The Australian Medical Association (AMA), another peak industry body, has a guide on ‘informed financial consent’, but similar to AHPRA, it puts it on the patient to clarify costs. 

“The AMA is strongly committed to fee and billing transparency and publishes extensive information to support fully informed financial consent between doctors and their patients,” President Professor Steve Robson said.

“The AMA supports and actively encourages full transparency of doctors’ fees and for doctors and patients to discuss fees as early as is practical.”

It does also note there are a range of circumstances where a doctor might find it difficult to provide full informed financial consent i.e. if someone needs emergency care.

The Royal Australian College of General Practitioners said it’s a complex issue for GPs, who won’t know what issue a patient will present with, or what treatments are required until after the examination. 

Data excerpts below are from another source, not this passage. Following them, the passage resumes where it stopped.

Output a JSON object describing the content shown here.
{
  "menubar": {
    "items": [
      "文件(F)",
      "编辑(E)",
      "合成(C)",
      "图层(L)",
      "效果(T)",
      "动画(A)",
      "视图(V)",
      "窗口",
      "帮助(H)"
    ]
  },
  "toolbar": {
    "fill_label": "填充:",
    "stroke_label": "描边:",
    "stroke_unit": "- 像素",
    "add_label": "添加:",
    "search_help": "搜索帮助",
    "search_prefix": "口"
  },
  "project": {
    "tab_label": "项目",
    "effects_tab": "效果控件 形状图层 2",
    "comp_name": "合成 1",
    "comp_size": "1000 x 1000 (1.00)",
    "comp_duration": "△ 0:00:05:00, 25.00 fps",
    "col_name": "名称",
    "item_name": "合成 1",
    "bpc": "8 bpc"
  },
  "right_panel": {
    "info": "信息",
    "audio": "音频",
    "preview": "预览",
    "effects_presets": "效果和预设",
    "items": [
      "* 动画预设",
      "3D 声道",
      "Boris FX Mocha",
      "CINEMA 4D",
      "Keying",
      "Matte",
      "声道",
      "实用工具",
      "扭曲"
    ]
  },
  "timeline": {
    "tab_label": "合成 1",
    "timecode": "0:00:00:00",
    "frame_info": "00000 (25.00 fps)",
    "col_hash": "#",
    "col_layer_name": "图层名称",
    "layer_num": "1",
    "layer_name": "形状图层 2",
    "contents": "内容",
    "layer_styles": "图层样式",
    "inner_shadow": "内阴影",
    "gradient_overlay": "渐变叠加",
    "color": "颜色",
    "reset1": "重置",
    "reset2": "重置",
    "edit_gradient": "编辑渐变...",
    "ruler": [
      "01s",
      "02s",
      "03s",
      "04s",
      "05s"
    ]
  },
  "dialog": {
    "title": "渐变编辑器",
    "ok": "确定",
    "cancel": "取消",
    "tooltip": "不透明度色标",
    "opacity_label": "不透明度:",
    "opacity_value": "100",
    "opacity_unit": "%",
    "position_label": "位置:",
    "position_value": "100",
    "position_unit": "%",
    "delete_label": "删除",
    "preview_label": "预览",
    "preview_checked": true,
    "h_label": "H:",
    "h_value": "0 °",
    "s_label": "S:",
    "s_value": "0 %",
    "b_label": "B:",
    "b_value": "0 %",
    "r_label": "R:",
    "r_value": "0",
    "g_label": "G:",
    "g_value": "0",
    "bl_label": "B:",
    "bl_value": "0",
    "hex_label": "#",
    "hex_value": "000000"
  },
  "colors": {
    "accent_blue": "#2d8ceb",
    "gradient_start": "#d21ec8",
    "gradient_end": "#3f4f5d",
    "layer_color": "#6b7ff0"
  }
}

“A GP can’t know what all the costs involved in an illness will be ahead of time, and in a complex medical investigation, a GP might have to explore several potential issues before a diagnosis. It’s vital to continuously communicate with patients on these kinds of issues,” President Dr Nicole Higgins said.

“Our guidance for GPs and practice staff and position statement emphasises the importance of being transparent about any out-of-pocket costs. 

“Sometimes those may be down to an external service, such as pathology, but with the cost of materials growing faster than Medicare patient rebates, some practices may have to pass those costs onto the patient to keep their doors open.

“The important thing is that GPs and practice staff are comfortable having conversations with patients to prevent bill shock.” 

What can you do if you are in financial strife?

I contacted my specialist, just out of curiosity to find out what their process was after my appointment. They dodged the question and claimed everything was done according to standard. And they’re technically not wrong. 

The onus, according to the AHPRA and AMA, is on the patient to ask. It seems difficult, especially mid-consult, but don’t let that put you off; you’re within your rights to engage the doctor on costs.

Victorian Health Complaints Commissioner, Adjunct Professor Bernice Redley encourages discussion early on in the consultation period and cost transparency.

“It is expected that health consumers are fully informed about any fees or charges and provide consent when making decisions about their health care,” she said.

“Generally, information about fees or charges is provided up-front, and options discussed early in the consultation or at the time when a fee becomes apparent.”

She also said there are options for recourse if you’re unable to pay, or if you believe the complaint should be escalated.

“Patients are encouraged to discuss their concerns, including costs, with their health provider in the first instance,” she said. 

“If their concerns are not addressed to their satisfaction, they can raise a complaint with their provider or the health service. Information about how to make a complaint should be easily accessible at the service or on their website.

“If the patient’s concerns email unresolved, they can escalate their concern to the Health Complaints Commissioner. If the complaint relates to an individual registered health practitioner, they can make a notification to the AHPRA.” 

How can you avoid bill shock?

To avoid bill shock the AMA encourages you to ask the following questions:

  • What are your fees?
  • Are there any fees for other doctors?
  • Will I have any out-of-pocket expenses?
  • Is your fee an estimate only?
  • Can I have an estimate of your fees in writing?
  • If the costs change, when will you let me know?
  • Should I contact my health fund?